Microsoft Has Already Lost the Mobile War
On March 27, 2014, Microsoft (NASDAQ:MSFT) finally made its Office software available to the Apple (NASDAQ:AAPL) iPad platform. Free iPad versions of the Office suite may now be downloaded in three separate Word, Excel, and PowerPoint applications. The free Office applications allow for the opening, viewing, sharing, and sorting of documents. Apple iPad users, however, must purchase an Office 365 subscription to create new documents and to execute what Microsoft has referred to as “robust editing” and “rich formatting.” For now, Office 365 Personal retails for $6.99 per month, and offers cloud computing between smartphone handsets alongside one personal computer and one tablet. Apple will take a 30 percent cut out of Microsoft Office 365 subscriptions sold through its App Store.
Office for Apple iPad may be interpreted as Microsoft’s admission of defeat within the mobile space. Office for iPad rendered the Microsoft Surface obsolete. The new strategy does parallel the passing of the torch between Steve Ballmer and new CEO SatyaNadella at Microsoft. Going forward, Microsoft may enhance shareholder value if it were to abandon recent forays into devices in order to strictly deliver software to the marketplace.
Research firm comScore (NASDAQ:SCOR) recently released its February 2014 U.S. Smartphone Subscriber Market Share report. Be advised that the report actually presented averages of data taken from the quarterly period that spanned between December 2013 and February 2014. One quick look at the comScore report would highlight the clear presence of the Google (NASDAQ:GOOG) Android-Apple (NASDAQ:AAPL) iOS duopoly above this particular market subset. According to comScore, Android (52.1 percent) and iOS (41.3 percent) systems combined to operate 93.4 percent of U.S. smartphone subscriptions through this latest quarter. Microsoft, for all of its financial heft, managed to carve out a meager 3.4 percent share of the U.S. smartphone market through this same time frame.
International Data Corporation (IDC) estimates have also painted a similar picture within the tablet market. On January 29, 2014, IDC listed the top five calendar Q4 2013 tablet vendors as Apple, Samsung (SSNLF.PK), Amazon (NASDAQ:AMZN), Asus, Lenovo (HKG:LNVGY), and Others. Market leading Apple reported a record 26 million in iPad tablet unit sales during the holiday quarter. Alternatively, Microsoft failed in best fifth place to Lenovo, which shipped 3.4 million tablet units for Q4 2013. Steve Kovach and Business Insider estimated that Microsoft sold a mere 830,000 Surface tablets during the 2013 holiday season. According to Kovach, Microsoft Surface tablet revenue “tanked.”
Microsoft has included its popular Xbox gaming console alongside the Surface tablet within its Devices and Consumer Hardware operating segment. Alternatively, Windows Phone sales have been made a part of the Devices and Consumer Licensing division that is also above Office software sales. The relatively new operating segments have made for somewhat difficult comparisons of Microsoft mobile unit sales across time. In any event, Devices and Consumer Hardware generated a mere $258 million in gross margins off $2 billion in Q3 2014 operating segment revenue. Last year, Microsoft Devices and Consumer Hardware accounted for $393 million in gross margins.
The Bottom Line
At its core, Microsoft is still a software company that dominates the personal computer and enterprise market. Commercial Licensing generated $9.4 billion in gross margins off $10.3 billion in segment revenue through this latest quarter. In all, Microsoft closed out Q3 2014 having banked $14.5 billion gross margins off $20.4 billion in revenue. Again, Microsoft would unlock shareholder value if it were to shut down, or even spinoff, its mobile hardware enterprises. Microsoft would be better positioned to leverage mobile market growth through software licensing sales only. Without a major change in strategy, prospective investors can simply expect Microsoft to track the S&P 500 Index, while returning larger amounts of capital back to shareholders through dividends and buybacks.

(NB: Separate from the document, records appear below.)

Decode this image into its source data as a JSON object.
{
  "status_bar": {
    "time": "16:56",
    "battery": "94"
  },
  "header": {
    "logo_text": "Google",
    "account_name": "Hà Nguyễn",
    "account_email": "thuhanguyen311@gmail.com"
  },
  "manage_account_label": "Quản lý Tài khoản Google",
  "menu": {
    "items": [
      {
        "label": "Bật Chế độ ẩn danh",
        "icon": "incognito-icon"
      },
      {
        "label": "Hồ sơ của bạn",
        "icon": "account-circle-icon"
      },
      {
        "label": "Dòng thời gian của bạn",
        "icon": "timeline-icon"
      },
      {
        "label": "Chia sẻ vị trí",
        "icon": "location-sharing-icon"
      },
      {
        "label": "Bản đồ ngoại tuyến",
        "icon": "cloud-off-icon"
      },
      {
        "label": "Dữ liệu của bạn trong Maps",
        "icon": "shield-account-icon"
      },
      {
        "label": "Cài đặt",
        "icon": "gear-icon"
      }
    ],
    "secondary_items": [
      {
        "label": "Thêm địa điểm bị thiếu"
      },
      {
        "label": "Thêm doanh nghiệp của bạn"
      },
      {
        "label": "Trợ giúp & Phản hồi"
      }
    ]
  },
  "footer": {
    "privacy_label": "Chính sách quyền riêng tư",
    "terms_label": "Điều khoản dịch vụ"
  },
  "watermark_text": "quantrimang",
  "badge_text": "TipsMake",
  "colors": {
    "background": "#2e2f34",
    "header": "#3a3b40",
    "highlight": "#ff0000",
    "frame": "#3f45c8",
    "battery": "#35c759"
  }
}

At worst, Microsoft will continue to throw good money after bad in mobile hardware. Last year, Microsoft took an embarrassing $900 million charge related to Surface RT inventory write-downs. The Surface tablet and Windows phone movement is comparable to the “Jack of all trades, Master of none,” cliché. Microsoft and its shareholders have already discovered that this scatterbrained approach never carries over well to the world of big business.